Westdeutsche Zeitung: Ein fünfjähriges Mädchen stirbt nach Misshandlungen - Alarmzeichen - und dann geschieht nichts = Von Wolfgang Radau
Geschrieben am 21-03-2008 |
Düsseldorf (ots) - Wieder einmal wühlt uns das Martyrium eines zu Tode gequälten Kindes auf. Diesmal hat sich die Tragödie in Wuppertal zugetragen, sozusagen in der Nachbarschaft, und nicht in einiger Entfernung, wie beim zweijährigen Kevin aus Bremen oder bei der fünfjährigen Lea-Sophie aus Schwerin. Diesmal legte auch das Milieu einer anscheinend soliden Familie zunächst keinen Verdacht nahe, dass für die Fünfjährigen die größte Gefahr für Leib und Leben ausgerechnet von den Menschen ausging, denen sie zur Pflege anvertraut war. Wie kann es so weit kommen, dass alle Hilfssysteme das Kind seinem Schicksal überlassen - hilflos in einem intakten Wohnquartier, in einem zivilisierten Land, in dem Ärzte Auffälligkeiten umgehend melden müssen und Pflegefamilien unter behördlicher Aufsicht stehen?
Das beste Kontrollsystem kann nicht funktionieren, wenn Alarmzeichen nicht unverzüglich weitergeleitet werden. Und wenn Empfänger der Meldung, deren Profession das ist, nicht umgehend helfend eingreifen. So beklagenswert die personelle Ausstattung in Gesundheits-, Sozial- oder Jugendämtern sein mag - die allererste Aufgabe lautet nicht klagen, sondern zupacken, Hilfe organisieren, Verbündete alarmieren. Das können Kollegen sein, Vorgesetzte, Nachbarn, politische Mandatsträger, Geistliche - Hauptsache, niemand bleibt allein in seiner Not.
In Deutschland leben nach Expertenschätzungen 35.000 Kinder in unzumutbaren Verhältnissen, leiden Hunger und Durst und werden geprügelt oder weggesperrt. Jede Woche sterben drei Kinder an den Folgen von Misshandlung - in diesem reichen Sozialstaat, in dem unterlassene Hilfeleistung unter Strafe steht. Und es sind nicht nur Kinder, für deren Wohlergehen Ämter und staatlich alimentierte Hilfsorganisationen Verantwortung tragen - auch Alte und Verwirrte leiden oft lautlos wie vernachlässigte Kinder.

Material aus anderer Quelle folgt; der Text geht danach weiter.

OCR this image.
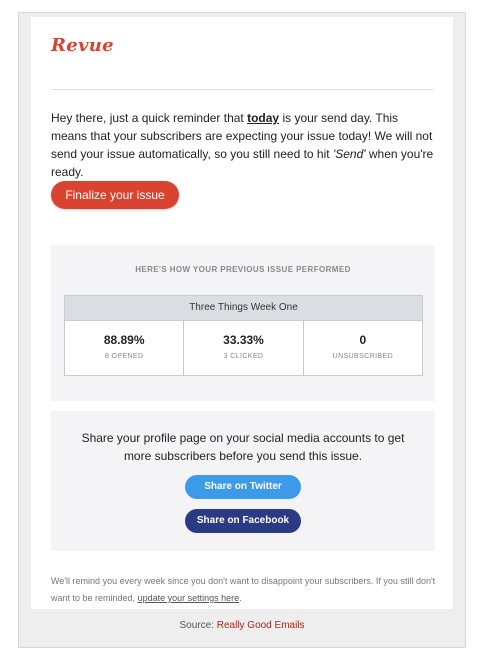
Revue

Hey there, just a quick reminder that today is your send day. This means that your subscribers are expecting your issue today! We will not send your issue automatically, so you still need to hit 'Send' when you're ready.

Finalize your issue
HERE'S HOW YOUR PREVIOUS ISSUE PERFORMED
Three Things Week One
88.89%
8 OPENED
33.33%
3 CLICKED
0
UNSUBSCRIBED
Share your profile page on your social media accounts to get more subscribers before you send this issue.
Share on Twitter
Share on Facebook

We'll remind you every week since you don't want to disappoint your subscribers. If you still don't want to be reminded, update your settings here.

Source: Really Good Emails
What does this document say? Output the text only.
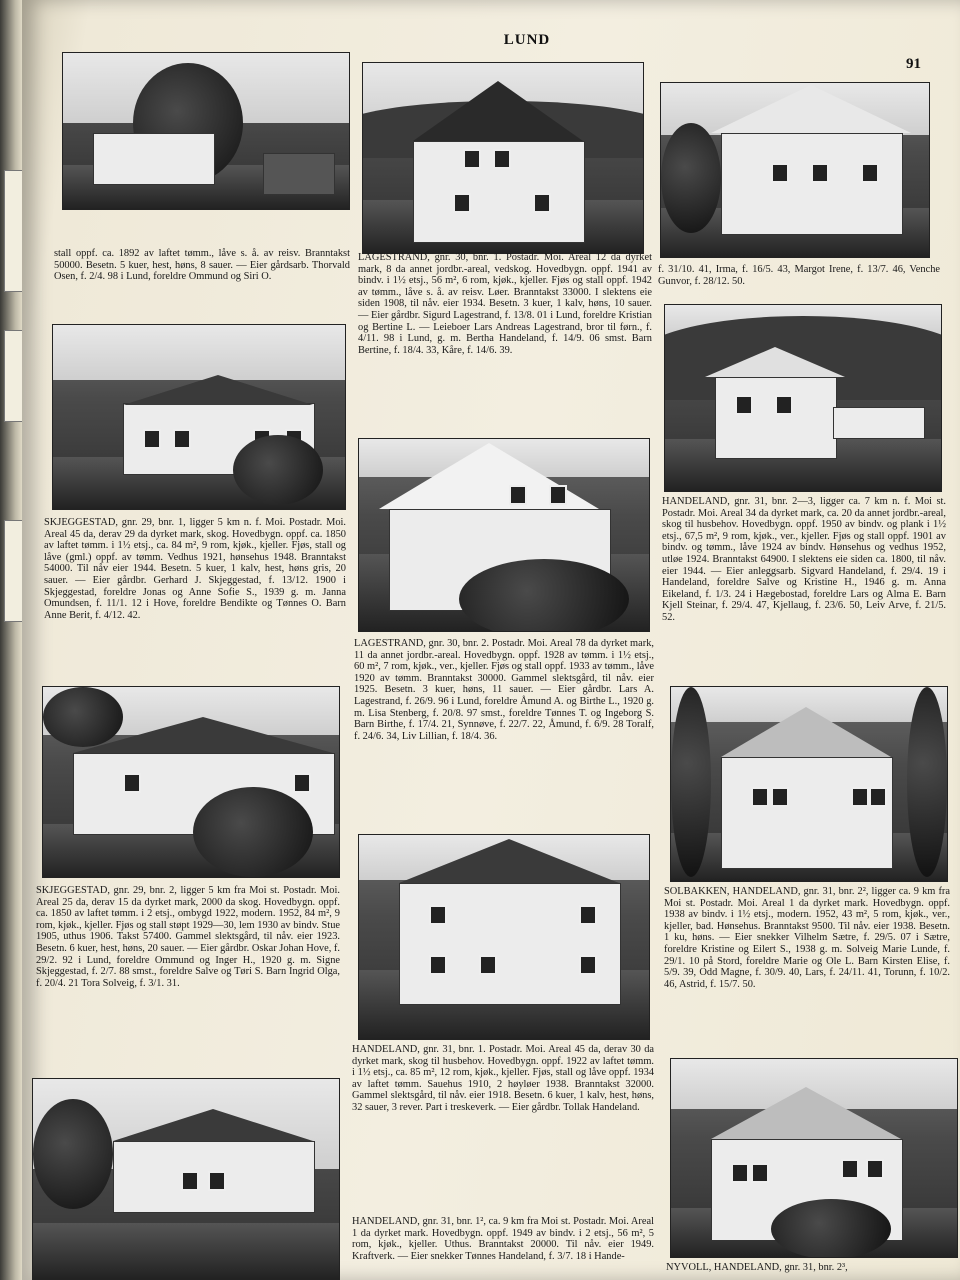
LUND
91
stall oppf. ca. 1892 av laftet tømm., låve s. å. av reisv. Branntakst 50000. Besetn. 5 kuer, hest, høns, 8 sauer. — Eier gårdsarb. Thorvald Osen, f. 2/4. 98 i Lund, foreldre Ommund og Siri O.
SKJEGGESTAD, gnr. 29, bnr. 1, ligger 5 km n. f. Moi. Postadr. Moi. Areal 45 da, derav 29 da dyrket mark, skog. Hovedbygn. oppf. ca. 1850 av laftet tømm. i 1½ etsj., ca. 84 m², 9 rom, kjøk., kjeller. Fjøs, stall og låve (gml.) oppf. av tømm. Vedhus 1921, hønsehus 1948. Branntakst 54000. Til nåv eier 1944. Besetn. 5 kuer, 1 kalv, hest, høns gris, 20 sauer. — Eier gårdbr. Gerhard J. Skjeggestad, f. 13/12. 1900 i Skjeggestad, foreldre Jonas og Anne Sofie S., 1939 g. m. Janna Omundsen, f. 11/1. 12 i Hove, foreldre Bendikte og Tønnes O. Barn Anne Berit, f. 4/12. 42.
SKJEGGESTAD, gnr. 29, bnr. 2, ligger 5 km fra Moi st. Postadr. Moi. Areal 25 da, derav 15 da dyrket mark, 2000 da skog. Hovedbygn. oppf. ca. 1850 av laftet tømm. i 2 etsj., ombygd 1922, modern. 1952, 84 m², 9 rom, kjøk., kjeller. Fjøs og stall støpt 1929—30, lem 1930 av bindv. Stue 1905, uthus 1906. Takst 57400. Gammel slektsgård, til nåv. eier 1923. Besetn. 6 kuer, hest, høns, 20 sauer. — Eier gårdbr. Oskar Johan Hove, f. 29/2. 92 i Lund, foreldre Ommund og Inger H., 1920 g. m. Signe Skjeggestad, f. 2/7. 88 smst., foreldre Salve og Tøri S. Barn Ingrid Olga, f. 20/4. 21 Tora Solveig, f. 3/1. 31.
LAGESTRAND, gnr. 30, bnr. 1. Postadr. Moi. Areal 12 da dyrket mark, 8 da annet jordbr.-areal, vedskog. Hovedbygn. oppf. 1941 av bindv. i 1½ etsj., 56 m², 6 rom, kjøk., kjeller. Fjøs og stall oppf. 1942 av tømm., låve s. å. av reisv. Løer. Branntakst 33000. I slektens eie siden 1908, til nåv. eier 1934. Besetn. 3 kuer, 1 kalv, høns, 10 sauer. — Eier gårdbr. Sigurd Lagestrand, f. 13/8. 01 i Lund, foreldre Kristian og Bertine L. — Leieboer Lars Andreas Lagestrand, bror til førn., f. 4/11. 98 i Lund, g. m. Bertha Handeland, f. 14/9. 06 smst. Barn Bertine, f. 18/4. 33, Kåre, f. 14/6. 39.
LAGESTRAND, gnr. 30, bnr. 2. Postadr. Moi. Areal 78 da dyrket mark, 11 da annet jordbr.-areal. Hovedbygn. oppf. 1928 av tømm. i 1½ etsj., 60 m², 7 rom, kjøk., ver., kjeller. Fjøs og stall oppf. 1933 av tømm., låve 1920 av tømm. Branntakst 30000. Gammel slektsgård, til nåv. eier 1925. Besetn. 3 kuer, høns, 11 sauer. — Eier gårdbr. Lars A. Lagestrand, f. 26/9. 96 i Lund, foreldre Åmund A. og Birthe L., 1920 g. m. Lisa Stenberg, f. 20/8. 97 smst., foreldre Tønnes T. og Ingeborg S. Barn Birthe, f. 17/4. 21, Synnøve, f. 22/7. 22, Åmund, f. 6/9. 28 Toralf, f. 24/6. 34, Liv Lillian, f. 18/4. 36.
HANDELAND, gnr. 31, bnr. 1. Postadr. Moi. Areal 45 da, derav 30 da dyrket mark, skog til husbehov. Hovedbygn. oppf. 1922 av laftet tømm. i 1½ etsj., ca. 85 m², 12 rom, kjøk., kjeller. Fjøs, stall og låve oppf. 1934 av laftet tømm. Sauehus 1910, 2 høyløer 1938. Branntakst 32000. Gammel slektsgård, til nåv. eier 1918. Besetn. 6 kuer, 1 kalv, hest, høns, 32 sauer, 3 rever. Part i treskeverk. — Eier gårdbr. Tollak Handeland.
HANDELAND, gnr. 31, bnr. 1², ca. 9 km fra Moi st. Postadr. Moi. Areal 1 da dyrket mark. Hovedbygn. oppf. 1949 av bindv. i 2 etsj., 56 m², 5 rom, kjøk., kjeller. Uthus. Branntakst 20000. Til nåv. eier 1949. Kraftverk. — Eier snekker Tønnes Handeland, f. 3/7. 18 i Hande-
f. 31/10. 41, Irma, f. 16/5. 43, Margot Irene, f. 13/7. 46, Venche Gunvor, f. 28/12. 50.
HANDELAND, gnr. 31, bnr. 2—3, ligger ca. 7 km n. f. Moi st. Postadr. Moi. Areal 34 da dyrket mark, ca. 20 da annet jordbr.-areal, skog til husbehov. Hovedbygn. oppf. 1950 av bindv. og plank i 1½ etsj., 67,5 m², 9 rom, kjøk., ver., kjeller. Fjøs og stall oppf. 1901 av bindv. og tømm., låve 1924 av bindv. Hønsehus og vedhus 1952, utløe 1924. Branntakst 64900. I slektens eie siden ca. 1800, til nåv. eier 1944. — Eier anleggsarb. Sigvard Handeland, f. 29/4. 19 i Handeland, foreldre Salve og Kristine H., 1946 g. m. Anna Eikeland, f. 1/3. 24 i Hægebostad, foreldre Lars og Alma E. Barn Kjell Steinar, f. 29/4. 47, Kjellaug, f. 23/6. 50, Leiv Arve, f. 21/5. 52.
SOLBAKKEN, HANDELAND, gnr. 31, bnr. 2², ligger ca. 9 km fra Moi st. Postadr. Moi. Areal 1 da dyrket mark. Hovedbygn. oppf. 1938 av bindv. i 1½ etsj., modern. 1952, 43 m², 5 rom, kjøk., ver., kjeller, bad. Hønsehus. Branntakst 9500. Til nåv. eier 1938. Besetn. 1 ku, høns. — Eier snekker Vilhelm Sætre, f. 29/5. 07 i Sætre, foreldre Kristine og Eilert S., 1938 g. m. Solveig Marie Lunde, f. 29/1. 10 på Stord, foreldre Marie og Ole L. Barn Kirsten Elise, f. 5/9. 39, Odd Magne, f. 30/9. 40, Lars, f. 24/11. 41, Torunn, f. 10/2. 46, Astrid, f. 15/7. 50.
NYVOLL, HANDELAND, gnr. 31, bnr. 2³,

In Wuppertal wird konkret zu klären sein, warum ein fünfjähriges Mädchen sterben musste, obwohl erkennbar war, dass es fortgesetzt misshandelt wurde. Aber keine Kommune darf sich in falscher Sicherheit wiegen; jede sollte rechtzeitig überprüfen und regeln, wie sie für sich solche Tragödien ausschließen kann. Bevor es zum Äußersten kommt, wie jetzt in Wuppertal.